Suddenly, the High King turned, right in the middle of his carpet. He must have sensed Oliver's eyes bearing into the back of him, for he looked right his way. Their eyes met, and Verdant's alarm was sudden.

He prepared to reach out a hand to calm his Lord, but such a gesture was unnecessary.

Oliver's face was calm to the point of coldness. From across the large distance of the hall, he returned the High King's look, as though oblivious to who he was. It was like staring through the heart of a bubble, and catching a glimpse of what was inside.

A tense moment passed, and the High King turned back around, apparently satisfied, and he continued his way down towards the throne. The crowd seemed none the wiser to the exchange that had happened, though a few cast curious looks in Oliver's direction, trying to find out what it was that might have caught their King's attention.

The High King ascended the throne, and Oliver's hands slid off the balcony as he sighed. As he expected. The void of the throne was not something that the High King adequately filled. He looked lost in it, and so thoroughly out of place. The throne seemed to swallow him up, and make him appear even smaller than he had been walking down that carpet.

"… Disappointed, my Lord?" Verdant asked him quietly.

"…No," Oliver replied, with a similar level of quietness. "I can well understand how this man has been such a thorn in my side."

Had their eyes not met when they did, Oliver would never have seen through the façade. It was a level of weakness that Oliver couldn't possibly phantom. The man had a regal walk to him, but it was self-satisfied and tottering. The excess fat that he carried didn't help matters. He made himself look like a fat squirrel, offering himself up to any hawks that might swoop by to catch him.

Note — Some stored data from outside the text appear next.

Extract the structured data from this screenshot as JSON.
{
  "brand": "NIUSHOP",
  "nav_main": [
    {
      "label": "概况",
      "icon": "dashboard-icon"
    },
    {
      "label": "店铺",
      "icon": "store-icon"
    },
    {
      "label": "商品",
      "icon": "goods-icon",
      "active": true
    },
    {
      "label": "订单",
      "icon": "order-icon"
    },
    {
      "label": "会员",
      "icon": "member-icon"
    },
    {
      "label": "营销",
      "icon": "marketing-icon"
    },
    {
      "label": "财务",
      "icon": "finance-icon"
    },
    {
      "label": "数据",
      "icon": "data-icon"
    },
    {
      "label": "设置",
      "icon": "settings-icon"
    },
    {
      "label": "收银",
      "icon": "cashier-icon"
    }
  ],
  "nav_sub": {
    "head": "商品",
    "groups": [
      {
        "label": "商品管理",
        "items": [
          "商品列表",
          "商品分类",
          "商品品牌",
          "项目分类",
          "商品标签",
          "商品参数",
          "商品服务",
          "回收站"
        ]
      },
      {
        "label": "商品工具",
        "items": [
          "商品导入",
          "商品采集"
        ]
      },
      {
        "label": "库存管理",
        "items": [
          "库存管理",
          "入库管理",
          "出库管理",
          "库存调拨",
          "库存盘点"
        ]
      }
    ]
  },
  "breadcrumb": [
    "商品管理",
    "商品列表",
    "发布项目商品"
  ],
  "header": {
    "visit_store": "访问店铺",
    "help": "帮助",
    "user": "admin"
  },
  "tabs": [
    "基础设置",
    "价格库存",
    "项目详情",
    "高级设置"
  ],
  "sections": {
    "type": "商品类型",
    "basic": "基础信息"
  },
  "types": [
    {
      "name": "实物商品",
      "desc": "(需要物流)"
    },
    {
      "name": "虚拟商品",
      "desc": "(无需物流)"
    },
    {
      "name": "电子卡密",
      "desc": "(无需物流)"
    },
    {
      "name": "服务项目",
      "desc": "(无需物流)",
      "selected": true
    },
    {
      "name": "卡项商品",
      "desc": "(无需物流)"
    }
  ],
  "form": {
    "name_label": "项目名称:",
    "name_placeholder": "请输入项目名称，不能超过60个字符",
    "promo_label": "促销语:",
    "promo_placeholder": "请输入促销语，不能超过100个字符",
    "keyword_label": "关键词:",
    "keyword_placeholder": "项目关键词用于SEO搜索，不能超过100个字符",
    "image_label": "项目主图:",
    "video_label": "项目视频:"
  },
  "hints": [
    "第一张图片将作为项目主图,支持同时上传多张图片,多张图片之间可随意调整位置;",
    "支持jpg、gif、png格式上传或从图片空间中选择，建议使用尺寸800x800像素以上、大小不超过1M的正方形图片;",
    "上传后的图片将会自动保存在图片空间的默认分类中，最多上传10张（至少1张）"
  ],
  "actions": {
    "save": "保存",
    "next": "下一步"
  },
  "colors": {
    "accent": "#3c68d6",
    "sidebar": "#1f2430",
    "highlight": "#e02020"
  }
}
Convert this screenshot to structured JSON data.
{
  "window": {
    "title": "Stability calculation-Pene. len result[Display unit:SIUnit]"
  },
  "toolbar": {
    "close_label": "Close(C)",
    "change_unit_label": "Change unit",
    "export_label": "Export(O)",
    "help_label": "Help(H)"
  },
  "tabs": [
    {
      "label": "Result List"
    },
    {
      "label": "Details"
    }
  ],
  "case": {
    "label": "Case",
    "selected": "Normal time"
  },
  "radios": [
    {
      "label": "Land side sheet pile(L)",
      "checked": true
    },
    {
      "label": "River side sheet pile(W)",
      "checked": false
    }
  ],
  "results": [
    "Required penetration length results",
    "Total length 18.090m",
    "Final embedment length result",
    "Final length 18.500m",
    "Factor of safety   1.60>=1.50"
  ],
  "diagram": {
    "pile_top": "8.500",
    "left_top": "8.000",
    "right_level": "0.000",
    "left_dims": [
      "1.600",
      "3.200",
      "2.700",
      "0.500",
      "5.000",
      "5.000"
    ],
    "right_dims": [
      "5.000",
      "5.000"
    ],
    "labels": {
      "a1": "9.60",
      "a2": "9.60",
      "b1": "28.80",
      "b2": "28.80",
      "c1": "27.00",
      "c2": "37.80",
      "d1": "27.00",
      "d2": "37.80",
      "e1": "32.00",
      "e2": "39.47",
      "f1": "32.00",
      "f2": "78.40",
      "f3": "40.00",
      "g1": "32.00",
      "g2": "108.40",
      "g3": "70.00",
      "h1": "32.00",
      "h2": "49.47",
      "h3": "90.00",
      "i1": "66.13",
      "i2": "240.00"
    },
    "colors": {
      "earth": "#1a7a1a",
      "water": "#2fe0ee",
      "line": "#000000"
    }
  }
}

And that was exactly his intention. There was a reason that he had survived the cycle of succession, when it ought to have gone to the Pendragons.

He was weak enough for it to be strange, which in itself, was some sort of strength. Oliver's anger had almost blinded him to the fact of the man. If he did not have two extra pairs of eyes to see through, he might not have understood what he was looking at, even after their eyes had met.